I didn't write them down here but there are 55 subset combinations for n = 11 and 89 subset combinations for n = 12.

I need to write a Visual Basic code listing all possible subset groups for n. I have been thinking on the solution for days but it seems that the solution of the problem is beyond my capacity. The number of required nested loops increases with n and I could not figure out how to program the nested loops with increasing number. Any help will be greatly appreciated.

After some research, I found out this is the problem of "compositions of n with all parts >1" and the total number of possible compositions are Fibonacci numbers (Fn-1 for n).

Solution

  • We already know the answer for these cases (as you wrote in your examples):

    1. n=2
    2. n=3
    3. n=4

    For n=5:

    • You can partition from 2: 1 2 - 3 4 5. This is like dividing the 5 member set into two sets, first one n=2, and second one n=3. We can now continue dividing each half, but we already know the solutions when n=2 and n=3!
    • You can partition from 3: 1 2 3 - 4 5. This is like dividing the 5 member set into two sets, first one n=3, and second one n=2. We can now continue dividing each half, but we already know the solution when n=2 and n=3!

    For n=6:

    • You can partition into two sets from 2: 1 2 - 3 4 5 6. This is like dividing the 6 member set into two sets, first one n=2, and second one n=4. We can now continue dividing each half, but we already know the solution when n=2. Solve the second half by assuming n=4!
    • You can partition into two sets from 3: 1 2 3 - 4 5 6. This is like dividing the 6 member set into two sets, first one n=3, and second one n=3, We can now continue dividing each half, but we already know the solution when n=3 and n=3!
    • You can partition into two sets from 3: 1 2 3 4 - 5 6. This is like dividing the 6 member set into two sets, first one n=4, and second one n=2, We can now continue dividing each half. Solve the first half by setting n=4. For the second half, we already know the solution when n=2!
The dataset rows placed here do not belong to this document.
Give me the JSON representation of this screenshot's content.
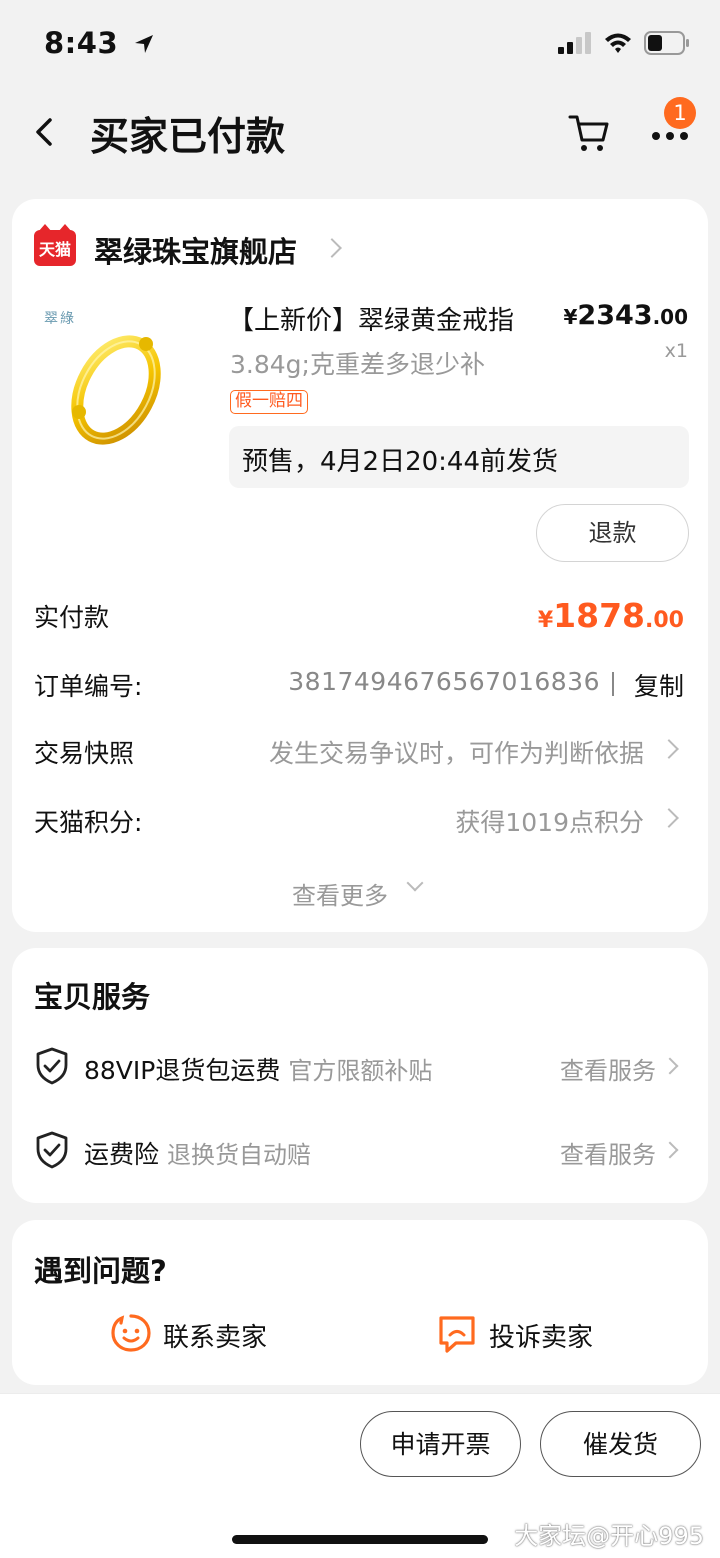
{
  "status_bar": {
    "time": "8:43"
  },
  "nav": {
    "title": "买家已付款",
    "badge_count": "1"
  },
  "shop": {
    "logo_text": "天猫",
    "name": "翠绿珠宝旗舰店"
  },
  "product": {
    "brand_mark": "翠綠",
    "title": "【上新价】翠绿黄金戒指",
    "spec": "3.84g;克重差多退少补",
    "tag": "假一赔四",
    "price_currency": "¥",
    "price_int": "2343",
    "price_dec": ".00",
    "qty": "x1",
    "presale": "预售，4月2日20:44前发货",
    "refund_label": "退款"
  },
  "payment": {
    "paid_label": "实付款",
    "currency": "¥",
    "amount_int": "1878",
    "amount_dec": ".00"
  },
  "order_info": {
    "order_no_label": "订单编号:",
    "order_no": "3817494676567016836",
    "copy_label": "复制",
    "snapshot_label": "交易快照",
    "snapshot_value": "发生交易争议时，可作为判断依据",
    "points_label": "天猫积分:",
    "points_value": "获得1019点积分",
    "see_more": "查看更多"
  },
  "services": {
    "title": "宝贝服务",
    "items": [
      {
        "name": "88VIP退货包运费",
        "desc": "官方限额补贴",
        "link": "查看服务"
      },
      {
        "name": "运费险",
        "desc": "退换货自动赔",
        "link": "查看服务"
      }
    ]
  },
  "help": {
    "title": "遇到问题?",
    "contact_label": "联系卖家",
    "complain_label": "投诉卖家"
  },
  "bottom": {
    "invoice_label": "申请开票",
    "urge_label": "催发货"
  },
  "watermark": "大家坛@开心995",
  "colors": {
    "accent": "#ff5a1f",
    "tmall_red": "#e6262b",
    "background": "#f2f2f2"
  },
  "icons": [
    "location-arrow-icon",
    "signal-icon",
    "wifi-icon",
    "battery-icon",
    "back-arrow-icon",
    "cart-icon",
    "more-icon",
    "chevron-right-icon",
    "chevron-down-icon",
    "shield-check-icon",
    "smiley-chat-icon",
    "complaint-chat-icon"
  ]
}
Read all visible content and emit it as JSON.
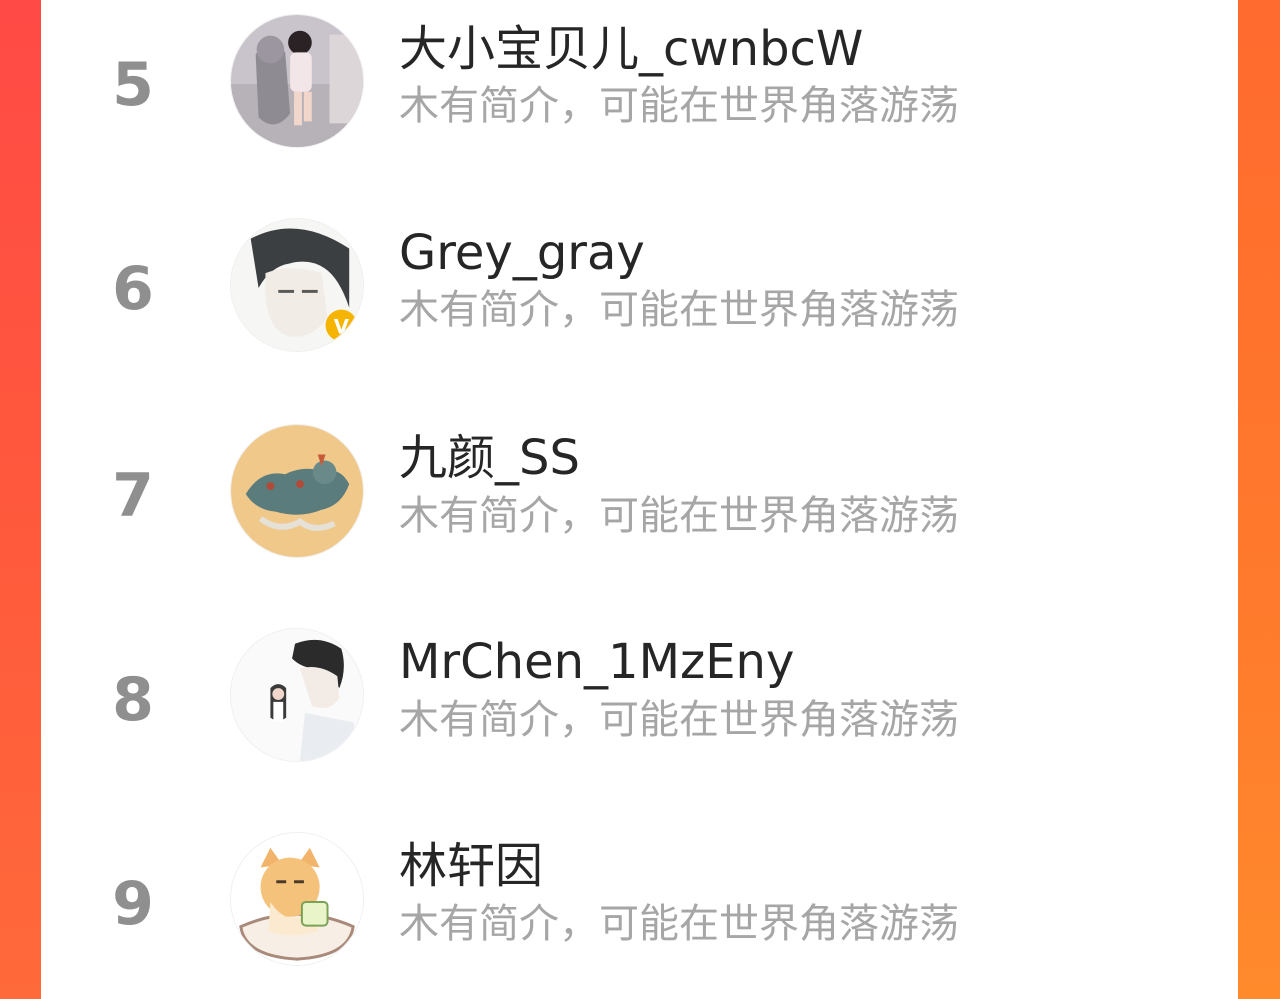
{
  "colors": {
    "left_gradient": "#ff4a45",
    "right_gradient": "#ff7a2c",
    "rank": "#8f8f8f",
    "name": "#262626",
    "bio": "#a6a6a6",
    "badge": "#f5b400"
  },
  "list": [
    {
      "rank": "5",
      "name": "大小宝贝儿_cwnbcW",
      "bio": "木有简介，可能在世界角落游荡",
      "avatar_icon": "child-statue-photo"
    },
    {
      "rank": "6",
      "name": "Grey_gray",
      "bio": "木有简介，可能在世界角落游荡",
      "avatar_icon": "anime-boy-portrait",
      "badge": "V"
    },
    {
      "rank": "7",
      "name": "九颜_SS",
      "bio": "木有简介，可能在世界角落游荡",
      "avatar_icon": "qilin-painting"
    },
    {
      "rank": "8",
      "name": "MrChen_1MzEny",
      "bio": "木有简介，可能在世界角落游荡",
      "avatar_icon": "anime-couple-illustration"
    },
    {
      "rank": "9",
      "name": "林轩因",
      "bio": "木有简介，可能在世界角落游荡",
      "avatar_icon": "cat-cartoon"
    }
  ]
}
    This is a simple recursion relationship. The general case:

    Partition (S): (where |S|>4)
- For i from 2 to |S|-2, partition the given set into two halves: s1 and s2 from i (s1={1,...,i}, s2={i+1,...,n}), and print the two subsets as a solution.
- Recursively continue for each half by calling Partition(s1) and Partition(s2)

    ---

    Another perhaps harder solution is to assume we are dividing the numbers 1 to n into n sections, where the length of each section can be either 0, 2, or a number greater than 2. In other words let xi be the length of each section:

    x1 + x2 + ... xn = n, where the range of xi is: {0} + [2,n]

    This is a system of linear non-equalities can can be solved by methods described here.